Il n’existe, en effet, qu’un moyen d’établir que la notion de causalité est indépendante de l’expérience et qu’elle est absolument a priori : c’est de montrer que l’expérience est, au contraire, sous sa dépendance. Or, cette démonstration n’est possible qu’en procédant comme nous venons de le faire et comme nous l’avons exposé tout au long dans les passages cités plus haut : il faut prouver que la loi de causalité est déjà impliquée d’une manière générale dans l’intuition, dont le domaine est égal en extension à celui de l’expérience. Il s’ensuit qu’une telle loi est absolument a priori par rapport à l’expérience, qui la suppose comme condition première, loin d’être supposée par elle. Or, les arguments de Kant, dont j’ai fait la critique dans ma Dissertation sur le principe de raison, ne suffisent pas à établir cette vérité.

5.
[LE PROBLÈME DE LA RÉALITÉ DU MONDE EXTÉRIEUR. LE RÊVE ET LA RÉALITÉ.]

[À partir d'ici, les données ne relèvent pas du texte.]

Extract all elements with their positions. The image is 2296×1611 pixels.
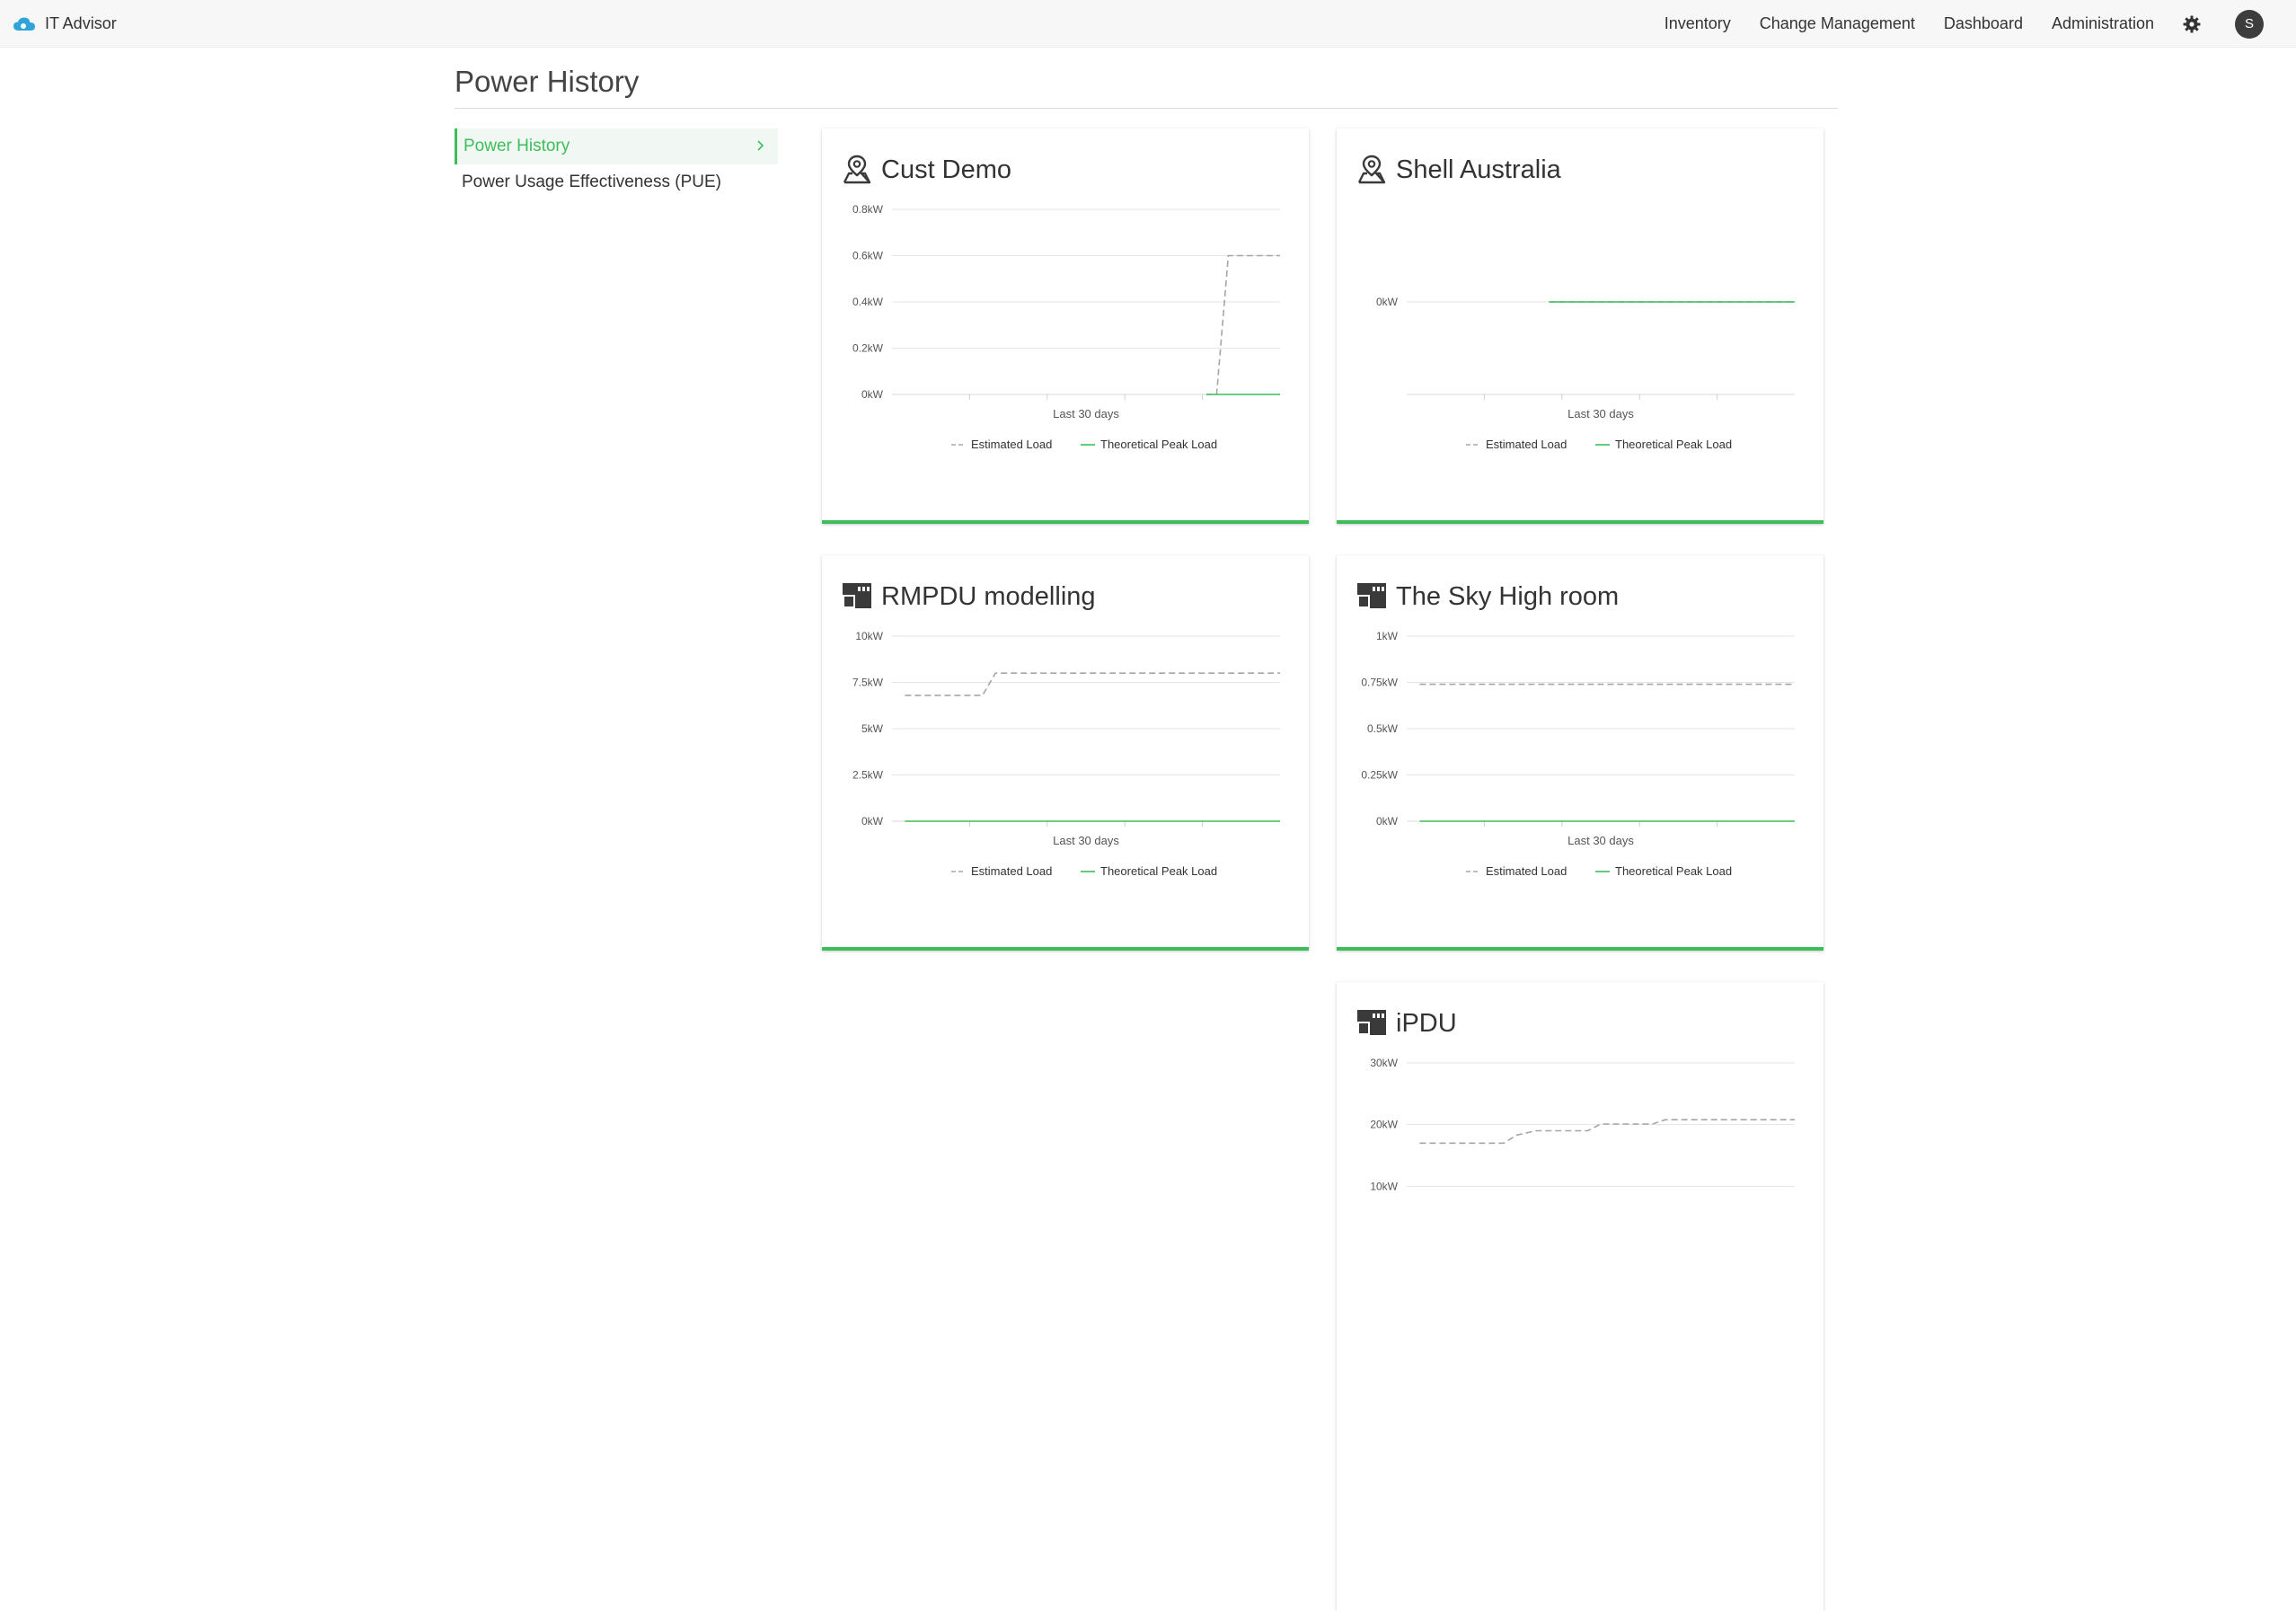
location-pin-icon <box>842 154 872 184</box>
y-tick-label: 0.75kW <box>1361 677 1398 689</box>
page-title: Power History <box>455 65 640 98</box>
power-chart: 0kW 0.2kW 0.4kW 0.6kW 0.8kW Last 30 days Estim… <box>852 203 1280 451</box>
sidebar-item-pue[interactable]: Power Usage Effectiveness (PUE) <box>455 164 778 200</box>
y-tick-label: 2.5kW <box>852 769 884 782</box>
y-tick-label: 0.8kW <box>852 203 884 216</box>
y-tick-label: 0kW <box>1376 815 1399 828</box>
y-tick-label: 0kW <box>1376 296 1399 308</box>
title-divider <box>455 108 1838 109</box>
y-tick-label: 0kW <box>861 815 884 828</box>
sidebar-item-label: Power History <box>464 137 570 155</box>
card-title: The Sky High room <box>1396 582 1620 611</box>
y-tick-label: 0.5kW <box>1367 722 1399 735</box>
nav-change-management[interactable]: Change Management <box>1760 14 1915 33</box>
y-tick-label: 5kW <box>861 722 884 735</box>
nav-administration[interactable]: Administration <box>2052 14 2154 33</box>
legend-label-estimated: Estimated Load <box>971 864 1052 878</box>
legend-label-estimated: Estimated Load <box>1486 438 1567 451</box>
nav-inventory[interactable]: Inventory <box>1665 14 1731 33</box>
rack-pdu-icon <box>1356 580 1387 611</box>
card-header: Cust Demo <box>842 154 1011 184</box>
app-name: IT Advisor <box>45 14 117 32</box>
card-title: Shell Australia <box>1396 155 1561 184</box>
card-header: The Sky High room <box>1356 580 1619 611</box>
power-card-cust-demo: Cust Demo 0kW 0.2kW 0.4kW 0.6kW 0.8kW Last 30 … <box>822 128 1309 524</box>
y-tick-label: 20kW <box>1370 1119 1398 1131</box>
y-tick-label: 0.2kW <box>852 342 884 355</box>
power-card-sky-high-room: The Sky High room 0kW 0.25kW 0.5kW 0.75kW 1kW… <box>1337 555 1824 951</box>
y-tick-label: 0.4kW <box>852 296 884 308</box>
power-chart: 0kW 0.25kW 0.5kW 0.75kW 1kW Last 30 days Estim… <box>1361 630 1795 878</box>
series-estimated-load <box>905 672 1280 696</box>
legend-label-peak: Theoretical Peak Load <box>1615 864 1732 878</box>
y-tick-label: 0.25kW <box>1361 769 1398 782</box>
location-pin-icon <box>1356 154 1387 184</box>
y-tick-label: 1kW <box>1376 630 1399 642</box>
y-tick-label: 30kW <box>1370 1057 1398 1069</box>
main-nav: Inventory Change Management Dashboard Ad… <box>1665 0 2296 48</box>
y-tick-label: 0kW <box>861 388 884 401</box>
x-axis-label: Last 30 days <box>1053 834 1119 847</box>
card-title: Cust Demo <box>881 155 1012 184</box>
chevron-right-icon <box>757 140 764 151</box>
x-axis-label: Last 30 days <box>1567 407 1634 420</box>
legend-label-peak: Theoretical Peak Load <box>1100 438 1217 451</box>
user-avatar[interactable]: S <box>2235 9 2264 39</box>
power-chart: 0kW 2.5kW 5kW 7.5kW 10kW Last 30 days Estimate… <box>852 630 1280 878</box>
power-card-shell-australia: Shell Australia 0kW Last 30 days Estimated … <box>1337 128 1824 524</box>
sidebar-item-label: Power Usage Effectiveness (PUE) <box>462 173 721 191</box>
series-estimated-load <box>1205 254 1280 395</box>
series-estimated-load <box>1419 1119 1795 1145</box>
rack-pdu-icon <box>842 580 872 611</box>
y-tick-label: 10kW <box>1370 1180 1398 1192</box>
legend-label-estimated: Estimated Load <box>971 438 1052 451</box>
gear-icon[interactable] <box>2183 14 2203 34</box>
sidebar: Power History Power Usage Effectiveness … <box>455 128 778 200</box>
card-title: RMPDU modelling <box>881 582 1096 611</box>
gear-icon-glyph <box>2183 15 2201 32</box>
y-tick-label: 0.6kW <box>852 250 884 262</box>
power-card-ipdu: iPDU 10kW 20kW 30kW <box>1337 982 1824 1611</box>
x-axis-label: Last 30 days <box>1053 407 1119 420</box>
card-header: iPDU <box>1356 1007 1457 1038</box>
x-axis-label: Last 30 days <box>1567 834 1634 847</box>
card-header: RMPDU modelling <box>842 580 1096 611</box>
power-card-rmpdu-modelling: RMPDU modelling 0kW 2.5kW 5kW 7.5kW 10kW Last … <box>822 555 1309 951</box>
y-tick-label: 10kW <box>855 630 883 642</box>
legend-label-peak: Theoretical Peak Load <box>1100 864 1217 878</box>
cloud-logo-icon <box>13 17 35 31</box>
nav-dashboard[interactable]: Dashboard <box>1944 14 2023 33</box>
rack-pdu-icon <box>1356 1007 1387 1038</box>
card-title: iPDU <box>1396 1009 1457 1038</box>
top-bar: IT Advisor Inventory Change Management D… <box>0 0 2296 48</box>
sidebar-item-power-history[interactable]: Power History <box>455 128 778 164</box>
brand[interactable]: IT Advisor <box>13 0 117 48</box>
legend-label-peak: Theoretical Peak Load <box>1615 438 1732 451</box>
power-chart: 0kW Last 30 days Estimated Load Theoretical… <box>1376 296 1795 451</box>
legend-label-estimated: Estimated Load <box>1486 864 1567 878</box>
power-chart: 10kW 20kW 30kW <box>1370 1057 1795 1192</box>
card-header: Shell Australia <box>1356 154 1561 184</box>
y-tick-label: 7.5kW <box>852 677 884 689</box>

Mais de ce que l’intuition a pour condition la loi de causalité, il faut se garder d’admettre aussi, entre l’objet et le sujet, un rapport de cause à effet. Ce rapport n’existe qu’entre l’objet immédiat et l’objet médiat, autrement dit toujours entre objets. C’est l’hypothèse erronée du contraire qui a fait naître toutes les discussions absurdes sur la réalité du monde extérieur. On y voit aux prises le dogmatisme et le scepticisme, le premier apparaissant tantôt comme réalisme, tantôt comme idéalisme. Le réalisme pose l’objet comme la cause dont le sujet devient l’effet. L’idéalisme de Fichte fait, au contraire, de l’objet un effet du sujet. Mais comme, entre le sujet et l’objet (on ne saurait trop insister sur ce point), il n’existe aucun rapport fondé sur le principe de raison, jamais aucune des deux opinions dogmatiques n’a pu être démontrée : c’est donc au scepticisme que revient en somme la victoire. De même, en effet, que la loi de la causalité précède l’intuition et l’expérience, dont elle est la condition, et n’en peut être tirée, ainsi que le pensait Hume, de même la distinction de l’objet et du sujet est antérieure à la connaissance, dont elle représente la condition première, antérieure aussi par conséquent au principe de raison en général : ce principe n’est, en effet, que la forme de tout objet, le mode universel de son apparition phénoménale.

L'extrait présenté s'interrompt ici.